The bottleneck here is your for loop. Python for loops are relatively slow, so if you need to iterate over a million items, you can get more speed by avoiding them at all. In this case, it is quite easy. Instead of this:
for item in range(n): if ((s1[item])**2 + (s2[item])**2) < 1: ii = ii + 1
do the following:
ii = ((s1 ** 2 + s2 ** 2) < 1).sum()
This works because numpy has built-in support for optimized array operations. The loop happens in c instead of python, so it is much faster.

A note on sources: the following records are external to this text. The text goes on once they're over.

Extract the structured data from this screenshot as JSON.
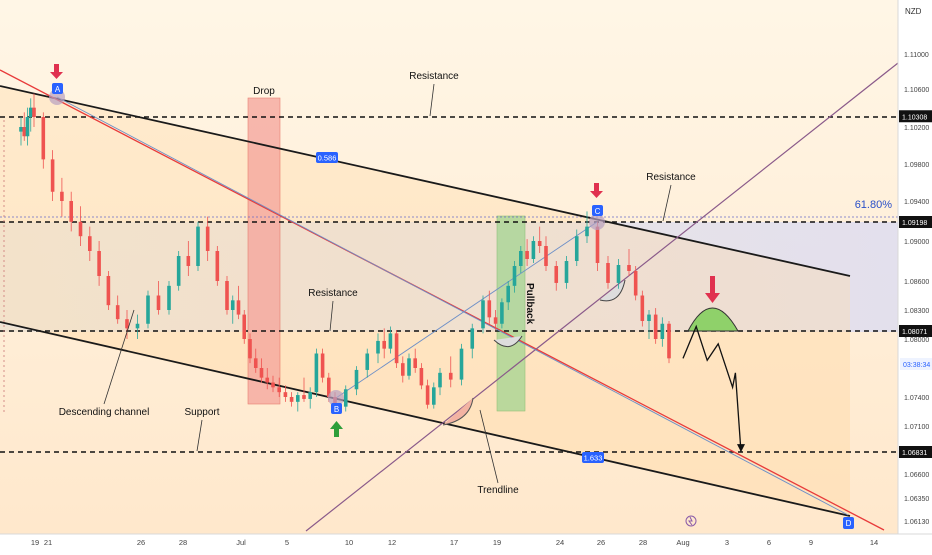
{
  "chart_data": {
    "type": "candlestick",
    "symbol_currency": "NZD",
    "y_ticks": [
      "1.11000",
      "1.10600",
      "1.10300",
      "1.10200",
      "1.09800",
      "1.09400",
      "1.09000",
      "1.08600",
      "1.08300",
      "1.08000",
      "1.07400",
      "1.07100",
      "1.06600",
      "1.06350",
      "1.06130"
    ],
    "x_ticks": [
      {
        "day": 0,
        "label": "19"
      },
      {
        "day": 2,
        "label": "21"
      },
      {
        "day": 7,
        "label": "26"
      },
      {
        "day": 9,
        "label": "28"
      },
      {
        "day": 12,
        "label": "Jul"
      },
      {
        "day": 16,
        "label": "5"
      },
      {
        "day": 21,
        "label": "10"
      },
      {
        "day": 23,
        "label": "12"
      },
      {
        "day": 28,
        "label": "17"
      },
      {
        "day": 30,
        "label": "19"
      },
      {
        "day": 35,
        "label": "24"
      },
      {
        "day": 37,
        "label": "26"
      },
      {
        "day": 39,
        "label": "28"
      },
      {
        "day": 42,
        "label": "Aug"
      },
      {
        "day": 44,
        "label": "3"
      },
      {
        "day": 47,
        "label": "6"
      },
      {
        "day": 50,
        "label": "9"
      },
      {
        "day": 54,
        "label": "14"
      }
    ],
    "price_labels": [
      {
        "value": 1.10308,
        "text": "1.10308"
      },
      {
        "value": 1.09198,
        "text": "1.09198"
      },
      {
        "value": 1.08071,
        "text": "1.08071"
      },
      {
        "value": 1.06831,
        "text": "1.06831"
      }
    ],
    "current_price_label": "03:38:34",
    "fib_level_label": "61.80%",
    "channel_labels": [
      "0.586",
      "1.633"
    ],
    "point_labels": [
      "A",
      "B",
      "C",
      "D"
    ],
    "annotations": [
      {
        "text": "Drop"
      },
      {
        "text": "Resistance"
      },
      {
        "text": "Resistance"
      },
      {
        "text": "Resistance"
      },
      {
        "text": "Descending channel"
      },
      {
        "text": "Support"
      },
      {
        "text": "Trendline"
      },
      {
        "text": "Pullback"
      }
    ],
    "candles": [
      {
        "d": 0,
        "o": 1.1015,
        "h": 1.103,
        "l": 1.1,
        "c": 1.102
      },
      {
        "d": 0.5,
        "o": 1.102,
        "h": 1.1035,
        "l": 1.1005,
        "c": 1.101
      },
      {
        "d": 1,
        "o": 1.101,
        "h": 1.104,
        "l": 1.1,
        "c": 1.103
      },
      {
        "d": 1.5,
        "o": 1.103,
        "h": 1.105,
        "l": 1.1015,
        "c": 1.104
      },
      {
        "d": 2,
        "o": 1.104,
        "h": 1.1055,
        "l": 1.102,
        "c": 1.103
      },
      {
        "d": 2.5,
        "o": 1.103,
        "h": 1.1035,
        "l": 1.0975,
        "c": 1.0985
      },
      {
        "d": 3,
        "o": 1.0985,
        "h": 1.0995,
        "l": 1.094,
        "c": 1.095
      },
      {
        "d": 3.5,
        "o": 1.095,
        "h": 1.0965,
        "l": 1.0925,
        "c": 1.094
      },
      {
        "d": 4,
        "o": 1.094,
        "h": 1.095,
        "l": 1.091,
        "c": 1.092
      },
      {
        "d": 4.5,
        "o": 1.092,
        "h": 1.0935,
        "l": 1.0895,
        "c": 1.0905
      },
      {
        "d": 5,
        "o": 1.0905,
        "h": 1.0915,
        "l": 1.088,
        "c": 1.089
      },
      {
        "d": 5.5,
        "o": 1.089,
        "h": 1.09,
        "l": 1.0855,
        "c": 1.0865
      },
      {
        "d": 6,
        "o": 1.0865,
        "h": 1.087,
        "l": 1.083,
        "c": 1.0835
      },
      {
        "d": 6.5,
        "o": 1.0835,
        "h": 1.0845,
        "l": 1.0815,
        "c": 1.082
      },
      {
        "d": 7,
        "o": 1.082,
        "h": 1.083,
        "l": 1.08,
        "c": 1.081
      },
      {
        "d": 7.5,
        "o": 1.081,
        "h": 1.0825,
        "l": 1.08,
        "c": 1.0815
      },
      {
        "d": 8,
        "o": 1.0815,
        "h": 1.085,
        "l": 1.081,
        "c": 1.0845
      },
      {
        "d": 8.5,
        "o": 1.0845,
        "h": 1.086,
        "l": 1.0825,
        "c": 1.083
      },
      {
        "d": 9,
        "o": 1.083,
        "h": 1.086,
        "l": 1.0825,
        "c": 1.0855
      },
      {
        "d": 9.5,
        "o": 1.0855,
        "h": 1.089,
        "l": 1.085,
        "c": 1.0885
      },
      {
        "d": 10,
        "o": 1.0885,
        "h": 1.09,
        "l": 1.0865,
        "c": 1.0875
      },
      {
        "d": 10.5,
        "o": 1.0875,
        "h": 1.092,
        "l": 1.087,
        "c": 1.0915
      },
      {
        "d": 11,
        "o": 1.0915,
        "h": 1.0925,
        "l": 1.088,
        "c": 1.089
      },
      {
        "d": 11.5,
        "o": 1.089,
        "h": 1.0895,
        "l": 1.0855,
        "c": 1.086
      },
      {
        "d": 12,
        "o": 1.086,
        "h": 1.0865,
        "l": 1.0825,
        "c": 1.083
      },
      {
        "d": 12.5,
        "o": 1.083,
        "h": 1.0845,
        "l": 1.0815,
        "c": 1.084
      },
      {
        "d": 13,
        "o": 1.084,
        "h": 1.0855,
        "l": 1.082,
        "c": 1.0825
      },
      {
        "d": 13.5,
        "o": 1.0825,
        "h": 1.083,
        "l": 1.0795,
        "c": 1.08
      },
      {
        "d": 14,
        "o": 1.08,
        "h": 1.0805,
        "l": 1.0775,
        "c": 1.078
      },
      {
        "d": 14.5,
        "o": 1.078,
        "h": 1.079,
        "l": 1.0765,
        "c": 1.077
      },
      {
        "d": 15,
        "o": 1.077,
        "h": 1.078,
        "l": 1.0755,
        "c": 1.076
      },
      {
        "d": 15.5,
        "o": 1.076,
        "h": 1.077,
        "l": 1.0748,
        "c": 1.0755
      },
      {
        "d": 16,
        "o": 1.0755,
        "h": 1.0762,
        "l": 1.0745,
        "c": 1.075
      },
      {
        "d": 16.5,
        "o": 1.075,
        "h": 1.076,
        "l": 1.074,
        "c": 1.0745
      },
      {
        "d": 17,
        "o": 1.0745,
        "h": 1.0752,
        "l": 1.0735,
        "c": 1.074
      },
      {
        "d": 17.5,
        "o": 1.074,
        "h": 1.0745,
        "l": 1.073,
        "c": 1.0735
      },
      {
        "d": 18,
        "o": 1.0735,
        "h": 1.0745,
        "l": 1.0725,
        "c": 1.0742
      },
      {
        "d": 18.5,
        "o": 1.0742,
        "h": 1.076,
        "l": 1.0735,
        "c": 1.0738
      },
      {
        "d": 19,
        "o": 1.0738,
        "h": 1.075,
        "l": 1.0728,
        "c": 1.0745
      },
      {
        "d": 19.5,
        "o": 1.0745,
        "h": 1.079,
        "l": 1.074,
        "c": 1.0785
      },
      {
        "d": 20,
        "o": 1.0785,
        "h": 1.079,
        "l": 1.0755,
        "c": 1.076
      },
      {
        "d": 20.5,
        "o": 1.076,
        "h": 1.0765,
        "l": 1.0735,
        "c": 1.074
      },
      {
        "d": 21,
        "o": 1.074,
        "h": 1.0745,
        "l": 1.0725,
        "c": 1.073
      },
      {
        "d": 21.5,
        "o": 1.073,
        "h": 1.0752,
        "l": 1.0725,
        "c": 1.0748
      },
      {
        "d": 22,
        "o": 1.0748,
        "h": 1.0772,
        "l": 1.0742,
        "c": 1.0768
      },
      {
        "d": 22.5,
        "o": 1.0768,
        "h": 1.079,
        "l": 1.076,
        "c": 1.0785
      },
      {
        "d": 23,
        "o": 1.0785,
        "h": 1.0805,
        "l": 1.0775,
        "c": 1.0798
      },
      {
        "d": 23.5,
        "o": 1.0798,
        "h": 1.081,
        "l": 1.078,
        "c": 1.079
      },
      {
        "d": 24,
        "o": 1.079,
        "h": 1.0812,
        "l": 1.0785,
        "c": 1.0805
      },
      {
        "d": 24.5,
        "o": 1.0805,
        "h": 1.0808,
        "l": 1.077,
        "c": 1.0775
      },
      {
        "d": 25,
        "o": 1.0775,
        "h": 1.0782,
        "l": 1.0755,
        "c": 1.0762
      },
      {
        "d": 25.5,
        "o": 1.0762,
        "h": 1.0785,
        "l": 1.0758,
        "c": 1.078
      },
      {
        "d": 26,
        "o": 1.078,
        "h": 1.079,
        "l": 1.0765,
        "c": 1.077
      },
      {
        "d": 26.5,
        "o": 1.077,
        "h": 1.0775,
        "l": 1.0748,
        "c": 1.0752
      },
      {
        "d": 27,
        "o": 1.0752,
        "h": 1.0758,
        "l": 1.0728,
        "c": 1.0732
      },
      {
        "d": 27.5,
        "o": 1.0732,
        "h": 1.0755,
        "l": 1.0728,
        "c": 1.075
      },
      {
        "d": 28,
        "o": 1.075,
        "h": 1.077,
        "l": 1.0742,
        "c": 1.0765
      },
      {
        "d": 28.5,
        "o": 1.0765,
        "h": 1.0782,
        "l": 1.075,
        "c": 1.0758
      },
      {
        "d": 29,
        "o": 1.0758,
        "h": 1.0795,
        "l": 1.0752,
        "c": 1.079
      },
      {
        "d": 29.5,
        "o": 1.079,
        "h": 1.0815,
        "l": 1.078,
        "c": 1.081
      },
      {
        "d": 30,
        "o": 1.081,
        "h": 1.0845,
        "l": 1.0805,
        "c": 1.084
      },
      {
        "d": 30.5,
        "o": 1.084,
        "h": 1.085,
        "l": 1.0815,
        "c": 1.0822
      },
      {
        "d": 31,
        "o": 1.0822,
        "h": 1.083,
        "l": 1.0808,
        "c": 1.0815
      },
      {
        "d": 31.5,
        "o": 1.0815,
        "h": 1.0842,
        "l": 1.081,
        "c": 1.0838
      },
      {
        "d": 32,
        "o": 1.0838,
        "h": 1.086,
        "l": 1.083,
        "c": 1.0855
      },
      {
        "d": 32.5,
        "o": 1.0855,
        "h": 1.088,
        "l": 1.0848,
        "c": 1.0875
      },
      {
        "d": 33,
        "o": 1.0875,
        "h": 1.0895,
        "l": 1.0868,
        "c": 1.089
      },
      {
        "d": 33.5,
        "o": 1.089,
        "h": 1.0902,
        "l": 1.0875,
        "c": 1.0882
      },
      {
        "d": 34,
        "o": 1.0882,
        "h": 1.0905,
        "l": 1.0878,
        "c": 1.09
      },
      {
        "d": 34.5,
        "o": 1.09,
        "h": 1.0915,
        "l": 1.0888,
        "c": 1.0895
      },
      {
        "d": 35,
        "o": 1.0895,
        "h": 1.0905,
        "l": 1.087,
        "c": 1.0875
      },
      {
        "d": 35.5,
        "o": 1.0875,
        "h": 1.088,
        "l": 1.085,
        "c": 1.0858
      },
      {
        "d": 36,
        "o": 1.0858,
        "h": 1.0885,
        "l": 1.0852,
        "c": 1.088
      },
      {
        "d": 36.5,
        "o": 1.088,
        "h": 1.0912,
        "l": 1.0875,
        "c": 1.0905
      },
      {
        "d": 37,
        "o": 1.0905,
        "h": 1.093,
        "l": 1.0898,
        "c": 1.0915
      },
      {
        "d": 37.5,
        "o": 1.0915,
        "h": 1.092,
        "l": 1.087,
        "c": 1.0878
      },
      {
        "d": 38,
        "o": 1.0878,
        "h": 1.0885,
        "l": 1.0852,
        "c": 1.0858
      },
      {
        "d": 38.5,
        "o": 1.0858,
        "h": 1.0882,
        "l": 1.0852,
        "c": 1.0876
      },
      {
        "d": 39,
        "o": 1.0876,
        "h": 1.0892,
        "l": 1.0865,
        "c": 1.087
      },
      {
        "d": 39.5,
        "o": 1.087,
        "h": 1.0875,
        "l": 1.084,
        "c": 1.0845
      },
      {
        "d": 40,
        "o": 1.0845,
        "h": 1.085,
        "l": 1.0812,
        "c": 1.0818
      },
      {
        "d": 40.5,
        "o": 1.0818,
        "h": 1.083,
        "l": 1.08,
        "c": 1.0825
      },
      {
        "d": 41,
        "o": 1.0825,
        "h": 1.0832,
        "l": 1.0795,
        "c": 1.08
      },
      {
        "d": 41.5,
        "o": 1.08,
        "h": 1.0822,
        "l": 1.0792,
        "c": 1.0815
      },
      {
        "d": 42,
        "o": 1.0815,
        "h": 1.0818,
        "l": 1.0775,
        "c": 1.078
      }
    ],
    "projection_path": [
      {
        "d": 42.0,
        "p": 1.078
      },
      {
        "d": 42.6,
        "p": 1.0812
      },
      {
        "d": 43.1,
        "p": 1.0778
      },
      {
        "d": 43.6,
        "p": 1.0795
      },
      {
        "d": 44.4,
        "p": 1.075
      },
      {
        "d": 44.6,
        "p": 1.0765
      },
      {
        "d": 45.0,
        "p": 1.0683
      }
    ]
  }
}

I did a quick test so you can see the difference:
>>> def estimate_pi_loop(x, y): ... total = 0 ... for i in xrange(len(x)): ... if x[i] ** 2 + y[i] ** 2 < 1: ... total += 1 ... return total * 4.0 / len(x) ... >>> def estimate_pi_numpy(x, y): ... return ((x ** 2 + y ** 2) < 1).sum() ... >>> %timeit estimate_pi_loop(x, y) 1 loops, best of 3: 3.33 s per loop >>> %timeit estimate_pi_numpy(x, y) 100 loops, best of 3: 10.4 ms per loop
Here are some examples of possible operations, so you have a sense of how this works.
Array squaring:
>>> a = numpy.arange(5) >>> a ** 2 array([ 0, 1, 4, 9, 16])
Adding Arrays:
>>> a + a array([0, 2, 4, 6, 8])
Comparison of arrays:
>>> a > 2 array([False, False, False, True, True], dtype=bool)
Summing Boolean Values:
>>> (a > 2).sum() 2
As you probably understand, there are faster ways to evaluate Pi, but I admit that I have always admired the simplicity and effectiveness of this method.